Avant-Premières à l'Everest

Publication Year: 1954.

Avant-Premières à l'Everest, by Gabriel Chevalley, René Dittert, and Raymond Lambert. Introduction by Dr. Ed. Wyss-Dunant. 304 pages, 36 illustrations, sketch maps, and appendices. Paris and Grenoble: Arthaud, 1953. Price, $3.50.

This fine account of the great effort of the Swiss to be the first on Mt. Everest brings us the spirit and atmosphere of the ultimate in mountaineering, right from those in whose homeland alpinism came into being. We meet and fall in love with a band of sworn friends who admit that they have long been ravaged by the “alpine virus” and have from childhood made climbing a way of life. When unexpectedly strong backing appears, they set forth for a bold bid for the greatest prize that the mountain ranges of the world have to offer. The consciousness of their being pioneers, with all its drawbacks and its thrills, never leaves them. The splendid progress that they make probably surprises even them. The day comes when the two outstanding men, Raymond Lambert and the Sherpa, Tensing Norkey, make a bid for the summit. But altitude and a poor turn in the weather, chiefly the former, forces their withdrawal before they are overcome by the sort of low-oxygen euphoria which they think may well have affected Mallory on his final climb.
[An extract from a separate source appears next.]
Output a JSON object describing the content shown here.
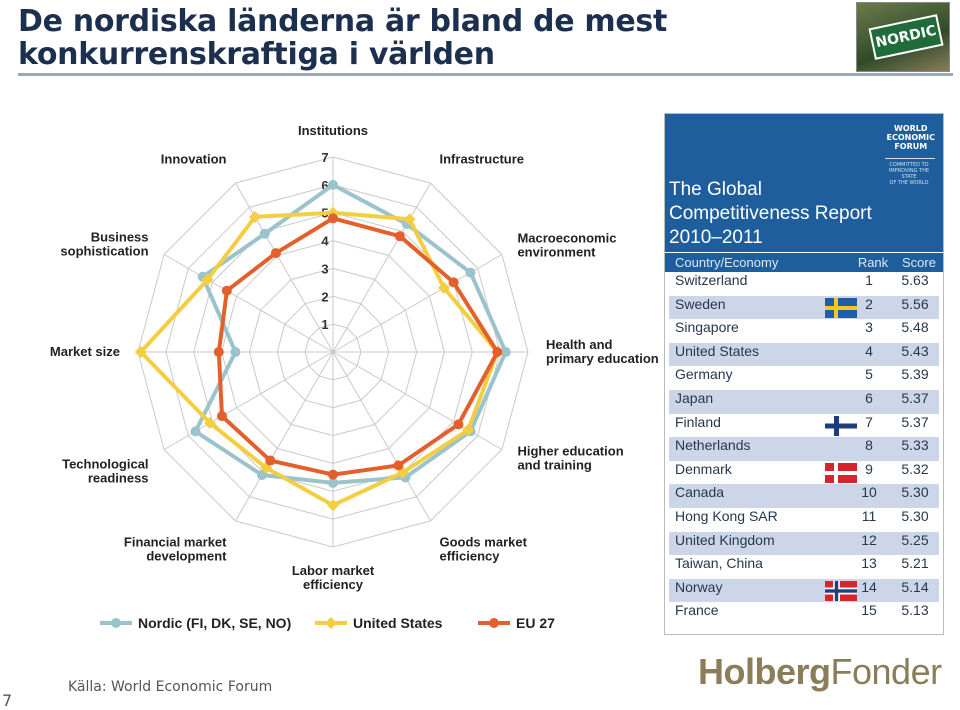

In the fall, before their authorization from the Nepalese government runs out and reverts to the tensely waiting British, they return to the fray. This time they have a heavier and more completely equipped expedition, fortified by fresh blood from the ranks of the most brilliant climbers of Switzerland. And still with them is the brilliant Lambert-Tensing team. Their intention is to take advantage of the clear autumn days and, indeed, they do push forward with splendid speed and with every hope of making a good showing. In the shortening days of November, however, as they approach the heights reached in the spring, inexorable winter closes in and simply freezes the brave expedition to a halt.

More than once credit is given to their predecessors on the southern approach—to Houston in 1950 and to Shipton in 1951—on whose shoulders they are the first to admit they stood. And they swell with justifiable pride at the generous greeting from Nepal the following spring when Colonel Hunt telegraphed them “half the glory” of the great British success.